In an exclusive blog for Vision, award-winning reportage photographer Michael Freeman documents his two-year expedition into the heart of the Tea Horse Road, the fantastical ancient trade route between China and Tibet previously untouched by Western photographers
One of the most powerful themes in narrative, possibly the most powerful, is the journey. It carries the promise of purpose, a destination, a length of time set aside to focus on travelling. The greatest journeys have been epic quests, from Homer’s Odyssey to Wu Cheng’en’s Journey to the West [西游记]. What turns a road and the act of travelling into a journey is the idea of it. As Ernest Hemingway wrote, “It is good to have an end to journey toward; but it is the journey that matters, in the end.”

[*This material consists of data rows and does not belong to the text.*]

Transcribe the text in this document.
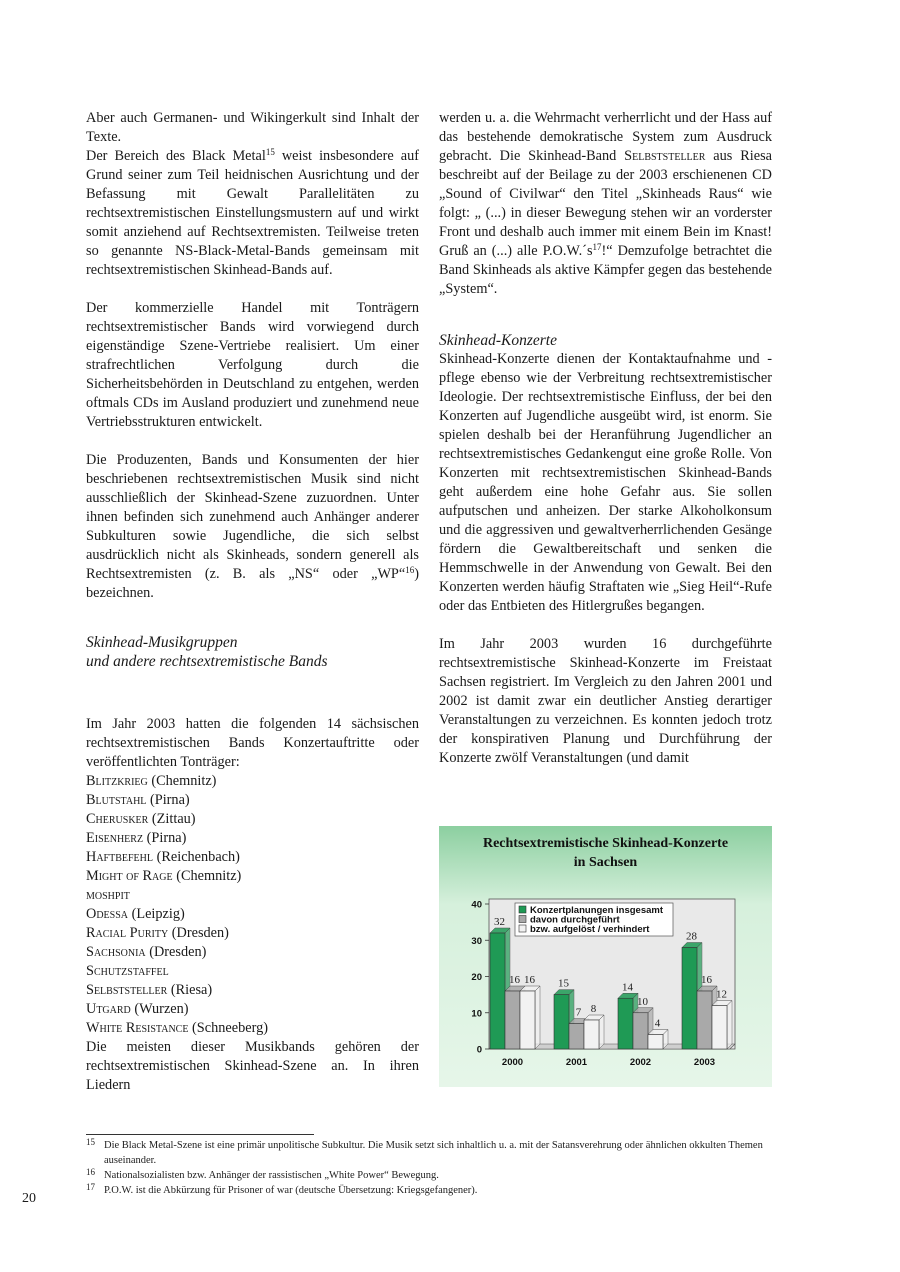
Aber auch Germanen- und Wikingerkult sind Inhalt der Texte.

Der Bereich des Black Metal$^{15}$ weist insbesondere auf Grund seiner zum Teil heidnischen Ausrichtung und der Befassung mit Gewalt Parallelitäten zu rechtsextremistischen Einstellungsmustern auf und wirkt somit anziehend auf Rechtsextremisten. Teilweise treten so genannte NS-Black-Metal-Bands gemeinsam mit rechtsextremistischen Skinhead-Bands auf.

Der kommerzielle Handel mit Tonträgern rechtsextremistischer Bands wird vorwiegend durch eigenständige Szene-Vertriebe realisiert. Um einer strafrechtlichen Verfolgung durch die Sicherheitsbehörden in Deutschland zu entgehen, werden oftmals CDs im Ausland produziert und zunehmend neue Vertriebsstrukturen entwickelt.

Die Produzenten, Bands und Konsumenten der hier beschriebenen rechtsextremistischen Musik sind nicht ausschließlich der Skinhead-Szene zuzuordnen. Unter ihnen befinden sich zunehmend auch Anhänger anderer Subkulturen sowie Jugendliche, die sich selbst ausdrücklich nicht als Skinheads, sondern generell als Rechtsextremisten (z. B. als „NS“ oder „WP“$^{16}$) bezeichnen.

Skinhead-Musikgruppen

und andere rechtsextremistische Bands

Im Jahr 2003 hatten die folgenden 14 sächsischen rechtsextremistischen Bands Konzertauftritte oder veröffentlichten Tonträger:

Blitzkrieg (Chemnitz)
Blutstahl (Pirna)
Cherusker (Zittau)
Eisenherz (Pirna)
Haftbefehl (Reichenbach)
Might of Rage (Chemnitz)
moshpit
Odessa (Leipzig)
Racial Purity (Dresden)
Sachsonia (Dresden)
Schutzstaffel
Selbststeller (Riesa)
Utgard (Wurzen)
White Resistance (Schneeberg)

Die meisten dieser Musikbands gehören der rechtsextremistischen Skinhead-Szene an. In ihren Liedern

werden u. a. die Wehrmacht verherrlicht und der Hass auf das bestehende demokratische System zum Ausdruck gebracht. Die Skinhead-Band Selbststeller aus Riesa beschreibt auf der Beilage zu der 2003 erschienenen CD „Sound of Civilwar“ den Titel „Skinheads Raus“ wie folgt: „ (...) in dieser Bewegung stehen wir an vorderster Front und deshalb auch immer mit einem Bein im Knast! Gruß an (...) alle $P.O.W.´s^{17}!“$ Demzufolge betrachtet die Band Skinheads als aktive Kämpfer gegen das bestehende „System“.

Skinhead-Konzerte

Skinhead-Konzerte dienen der Kontaktaufnahme und -pflege ebenso wie der Verbreitung rechtsextremistischer Ideologie. Der rechtsextremistische Einfluss, der bei den Konzerten auf Jugendliche ausgeübt wird, ist enorm. Sie spielen deshalb bei der Heranführung Jugendlicher an rechtsextremistisches Gedankengut eine große Rolle. Von Konzerten mit rechtsextremistischen Skinhead-Bands geht außerdem eine hohe Gefahr aus. Sie sollen aufputschen und anheizen. Der starke Alkoholkonsum und die aggressiven und gewaltverherrlichenden Gesänge fördern die Gewaltbereitschaft und senken die Hemmschwelle in der Anwendung von Gewalt. Bei den Konzerten werden häufig Straftaten wie „Sieg Heil“-Rufe oder das Entbieten des Hitlergrußes begangen.

Im Jahr 2003 wurden 16 durchgeführte rechtsextremistische Skinhead-Konzerte im Freistaat Sachsen registriert. Im Vergleich zu den Jahren 2001 und 2002 ist damit zwar ein deutlicher Anstieg derartiger Veranstaltungen zu verzeichnen. Es konnten jedoch trotz der konspirativen Planung und Durchführung der Konzerte zwölf Veranstaltungen (und damit

Rechtsextremistische Skinhead-Konzerte
in Sachsen
0
10
20
30
40
32
16 16
2000
15
7 8
2001
14
10
4
2002
28
16
12
2003
Konzertplanungen insgesamt
davon durchgeführt
bzw. aufgelöst / verhindert
15 Die Black Metal-Szene ist eine primär unpolitische Subkultur. Die Musik setzt sich inhaltlich u. a. mit der Satansverehrung oder ähnlichen okkulten Themen auseinander.
16 Nationalsozialisten bzw. Anhänger der rassistischen „White Power“ Bewegung.
17 P.O.W. ist die Abkürzung für Prisoner of war (deutsche Übersetzung: Kriegsgefangener).
20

My publisher Narisa Chakra and I (she is also an old friend) had arranged a lunch. It was a few years since we had made a book together; too long, we both agreed. We should find a theme for a new one, and she wanted to move on from our old projects, all of them focused on Southeast Asia. “Something in China”, she said, but not too far from our earlier publications. These had been cultural and historical, in Thailand and Cambodia. They had included a book on Thailand’s ancient capitals, another on the north of the country, five books on Angkor, and more.

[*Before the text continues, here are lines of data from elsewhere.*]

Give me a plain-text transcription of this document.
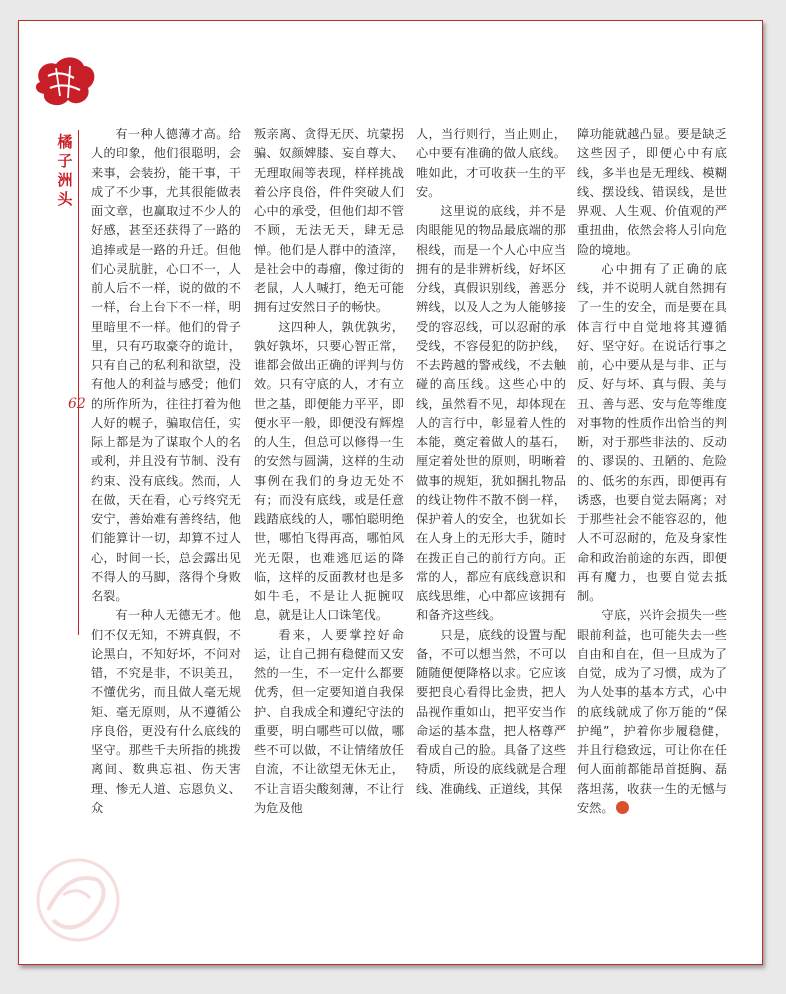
橘子洲头
62

有一种人德薄才高。给人的印象，他们很聪明，会来事，会装扮，能干事，干成了不少事，尤其很能做表面文章，也赢取过不少人的好感，甚至还获得了一路的追捧或是一路的升迁。但他们心灵肮脏，心口不一，人前人后不一样，说的做的不一样，台上台下不一样，明里暗里不一样。他们的骨子里，只有巧取豪夺的诡计，只有自己的私利和欲望，没有他人的利益与感受；他们的所作所为，往往打着为他人好的幌子，骗取信任，实际上都是为了谋取个人的名或利，并且没有节制、没有约束、没有底线。然而，人在做，天在看，心亏终究无安宁，善始难有善终结，他们能算计一切，却算不过人心，时间一长，总会露出见不得人的马脚，落得个身败名裂。

有一种人无德无才。他们不仅无知，不辨真假，不论黑白，不知好坏，不问对错，不究是非，不识美丑，不懂优劣，而且做人毫无规矩、毫无原则，从不遵循公序良俗，更没有什么底线的坚守。那些千夫所指的挑拨离间、数典忘祖、伤天害理、惨无人道、忘恩负义、众

叛亲离、贪得无厌、坑蒙拐骗、奴颜婢膝、妄自尊大、无理取闹等表现，样样挑战着公序良俗，件件突破人们心中的承受，但他们却不管不顾，无法无天，肆无忌惮。他们是人群中的渣滓，是社会中的毒瘤，像过街的老鼠，人人喊打，绝无可能拥有过安然日子的畅快。

这四种人，孰优孰劣，孰好孰坏，只要心智正常，谁都会做出正确的评判与仿效。只有守底的人，才有立世之基，即便能力平平，即便水平一般，即便没有辉煌的人生，但总可以修得一生的安然与圆满，这样的生动事例在我们的身边无处不有；而没有底线，或是任意践踏底线的人，哪怕聪明绝世，哪怕飞得再高，哪怕风光无限，也难逃厄运的降临，这样的反面教材也是多如牛毛，不是让人扼腕叹息，就是让人口诛笔伐。

看来，人要掌控好命运，让自己拥有稳健而又安然的一生，不一定什么都要优秀，但一定要知道自我保护、自我成全和遵纪守法的重要，明白哪些可以做，哪些不可以做，不让情绪放任自流，不让欲望无休无止，不让言语尖酸刻薄，不让行为危及他

人，当行则行，当止则止，心中要有准确的做人底线。唯如此，才可收获一生的平安。

这里说的底线，并不是肉眼能见的物品最底端的那根线，而是一个人心中应当拥有的是非辨析线，好坏区分线，真假识别线，善恶分辨线，以及人之为人能够接受的容忍线，可以忍耐的承受线，不容侵犯的防护线，不去跨越的警戒线，不去触碰的高压线。这些心中的线，虽然看不见，却体现在人的言行中，彰显着人性的本能，奠定着做人的基石，厘定着处世的原则，明晰着做事的规矩，犹如捆扎物品的线让物件不散不倒一样，保护着人的安全，也犹如长在人身上的无形大手，随时在拨正自己的前行方向。正常的人，都应有底线意识和底线思维，心中都应该拥有和备齐这些线。

只是，底线的设置与配备，不可以想当然，不可以随随便便降格以求。它应该要把良心看得比金贵，把人品视作重如山，把平安当作命运的基本盘，把人格尊严看成自己的脸。具备了这些特质，所设的底线就是合理线、准确线、正道线，其保

障功能就越凸显。要是缺乏这些因子，即便心中有底线，多半也是无理线、模糊线、摆设线、错误线，是世界观、人生观、价值观的严重扭曲，依然会将人引向危险的境地。

心中拥有了正确的底线，并不说明人就自然拥有了一生的安全，而是要在具体言行中自觉地将其遵循好、坚守好。在说话行事之前，心中要从是与非、正与反、好与坏、真与假、美与丑、善与恶、安与危等维度对事物的性质作出恰当的判断，对于那些非法的、反动的、谬误的、丑陋的、危险的、低劣的东西，即便再有诱惑，也要自觉去隔离；对于那些社会不能容忍的，他人不可忍耐的，危及身家性命和政治前途的东西，即便再有魔力，也要自觉去抵制。

守底，兴许会损失一些眼前利益，也可能失去一些自由和自在，但一旦成为了自觉，成为了习惯，成为了为人处事的基本方式，心中的底线就成了你万能的“保护绳”，护着你步履稳健，并且行稳致远，可让你在任何人面前都能昂首挺胸、磊落坦荡，收获一生的无憾与安然。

I began searching for a subject. It was always going to be a big book, and would be driven by the photography, in the region of 300 pages and 300 images. In addition to my other work as a photographer, I try to have one large, personal project on the go at any one time, partly for sanity and partly to have a new subject and place to explore. Each book means a commitment of two or three years, so choosing the theme is not something to be taken lightly. The predecessor, published in 2005, had been on Sudan, with two old friends, Tim Carney, former US Ambassador there, and his wife, writer and journalist Vicki Butler. Inevitably because of its starting point in southern Yunnan, I came across the Tea Horse Road. What was wrong with me? Why had I never heard of this? Here was an ancient trade route going back to the 7th century, a few to several thousand kilometres long, depending on which way you looked at it, and crossing some of the most varied and interesting territory on the planet.
Not only was the Tea Horse Road a journey, but it was virtually unknown outside China. This was virgin territory for publishing, and more or less untouched by photographers in the West. A rare opportunity. It was also much more than a physical journey. It began with tea, a story in itself, and the botany extended to ethno-botany, because the tea mountains on the right bank of the Mekong are tended by ethnic minorities. The story would also take in politics, trade, more than a thousand years of history, and the Tibetan horses that gave the road half of its name. There was plenty to be going on with, and would certainly justify a 300-page book. In fact, the road became the armature for a story that went beyond the exchange of commodities, tea and horses. It was the twisting spine from the far southwest of China to Tibet, on which I thought I could hang all these different topics. A book needs structure above all, and what better than a physical armature to hold it all in place.